Il croit devoir remarquer ici que cette exclusion de science naturelle ou moyenne n’entraîne pas l’exclusion de la science libre : Dieu ne voit pas ses choix futurs avant la détermination de sa volonté ; il connaît néanmoins par sa science libre, qui suit l’acte de sa volonté, tout ce qu’il ferait en toute circonstance. Certains ont soutenu à propos des futurs contingents que, de toute éternité, l’une des alternatives est vraie et l’autre fausse, et que par suite Dieu connaît aussi bien ce qu’il voudra lui-même que ce que voudront les créatures. C’est une erreur : les futurs contingents ne peuvent être vrais ; et si Dieu connaît ceux qui dépendent de nous, ce n’est pas en eux-mêmes, mais dans l'éminente compréhension qu’il a de notre volonté (p. 320-322).

4. Origine de la certitude de la prescience divine : les « prédéfinilions ». — Certains ont opposé à la science moyenne une fin de non-recevoir, pour sauvegarder les prédéfinitions ou prédéterminations de Dieu. Molina, en un long appendice, qui est une des principales additions de l'édition d’Anvers, va examiner de près cette question, exposant la théorie de ses adversaires, la réfutant, montrant jusqu'à quel point les prédéfinitions doivent être admises, répondant enfin à certaines objections.

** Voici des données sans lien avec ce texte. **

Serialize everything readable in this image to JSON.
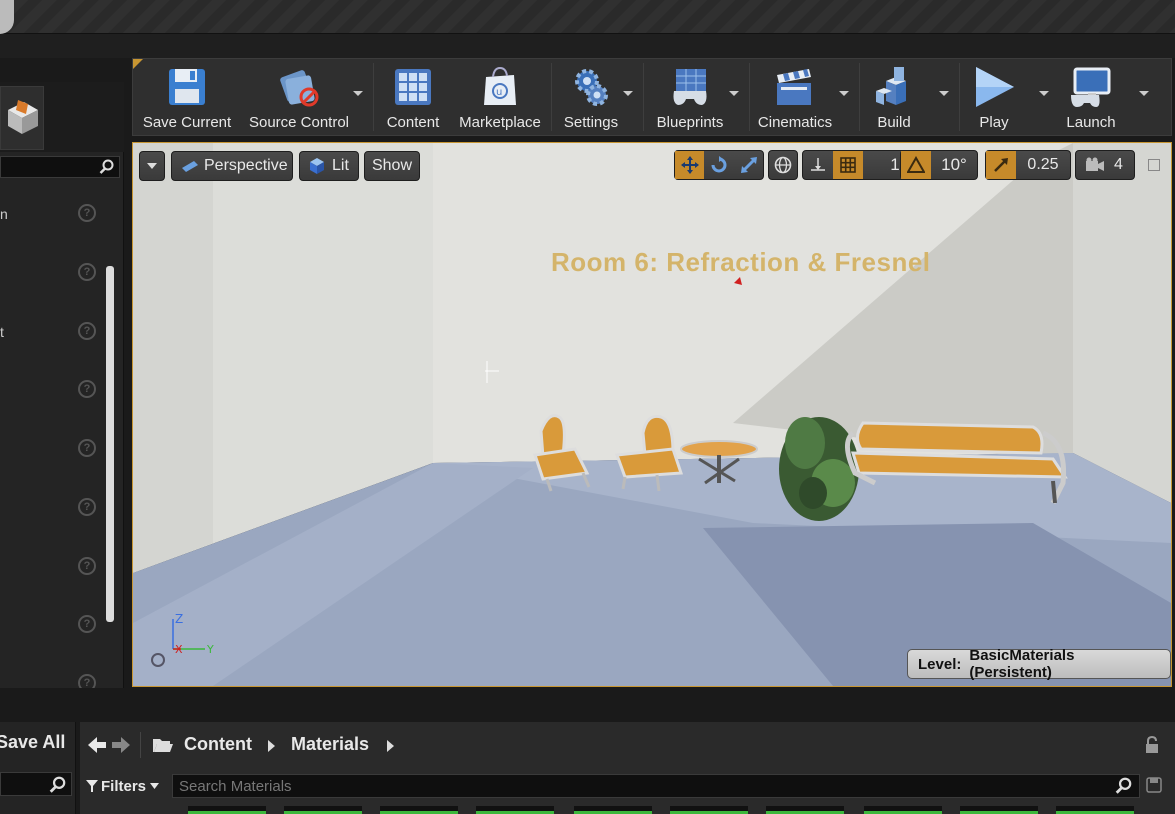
{
  "toolbar": {
    "buttons": [
      {
        "label": "Save Current",
        "icon": "floppy-disk-icon"
      },
      {
        "label": "Source Control",
        "icon": "source-control-icon"
      },
      {
        "label": "Content",
        "icon": "content-grid-icon"
      },
      {
        "label": "Marketplace",
        "icon": "marketplace-bag-icon"
      },
      {
        "label": "Settings",
        "icon": "gears-icon"
      },
      {
        "label": "Blueprints",
        "icon": "gamepad-icon"
      },
      {
        "label": "Cinematics",
        "icon": "clapperboard-icon"
      },
      {
        "label": "Build",
        "icon": "build-blocks-icon"
      },
      {
        "label": "Play",
        "icon": "play-icon"
      },
      {
        "label": "Launch",
        "icon": "monitor-gamepad-icon"
      }
    ]
  },
  "viewport": {
    "view_mode": "Perspective",
    "lighting_mode": "Lit",
    "show_label": "Show",
    "grid_snap_value": "1",
    "rotation_snap_value": "10°",
    "scale_snap_value": "0.25",
    "camera_speed_value": "4",
    "scene_title": "Room 6: Refraction & Fresnel",
    "level_label": "Level:",
    "level_name": "BasicMaterials (Persistent)",
    "axis_z": "Z",
    "axis_x": "X",
    "axis_y": "Y"
  },
  "left_panel": {
    "items": [
      "n",
      "",
      "t",
      "",
      "",
      "",
      "",
      "",
      ""
    ]
  },
  "content_browser": {
    "save_all": "Save All",
    "breadcrumbs": [
      "Content",
      "Materials"
    ],
    "filters_label": "Filters",
    "search_placeholder": "Search Materials"
  },
  "colors": {
    "accent_orange": "#c68a2a",
    "selection_border": "#c89632",
    "thumbnail_green": "#3cb83c"
  }
}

Ses adversaires prétendent que la certitude de ce qui arrivera et de ce qui n’arrivera pas dépend de la seule prédéfinition libre de la volonté divine. Ils n’admettent en conséquence, pour les futurs contingents comme pour les autres, qu’une science purement naturelle, qui précède l’acte de libre volonté divine, et une science purement libre, qui suit cet acte. Sachant, disent-ils, de science naturelle, tous les possibles réalisables par la volonté créée, Dieu, par le fait même qu’il a prédéfini ou décidé de toute éternité de coopérer de telle ou telle manière avec cette volonté dans le temps et de la mouvoir ou déterminer efficacement, connaît avec certitude ce qui arrivera, parce que la volonté, au sens composé, ne peut pas ne pas faire cet acte, et que l’efficacité du concours divin ne dépend pas d’elle. Ils veulent en conséquence que la prédestination, au sens où nous l’entendons, soit précédée de l'élection de certains à la béatitude et du rejet des autres, par une volonté absolue et efficace, avant toute prévision des mérites. Pour eux, la prédestination de l’adulte consiste dans la prédéfinition de la volonté de lui donner des secours efficaces ; et de là résulte la certitude de la science libre par laquelle Dieu connaît l’usage que chacun fera de sa volonté.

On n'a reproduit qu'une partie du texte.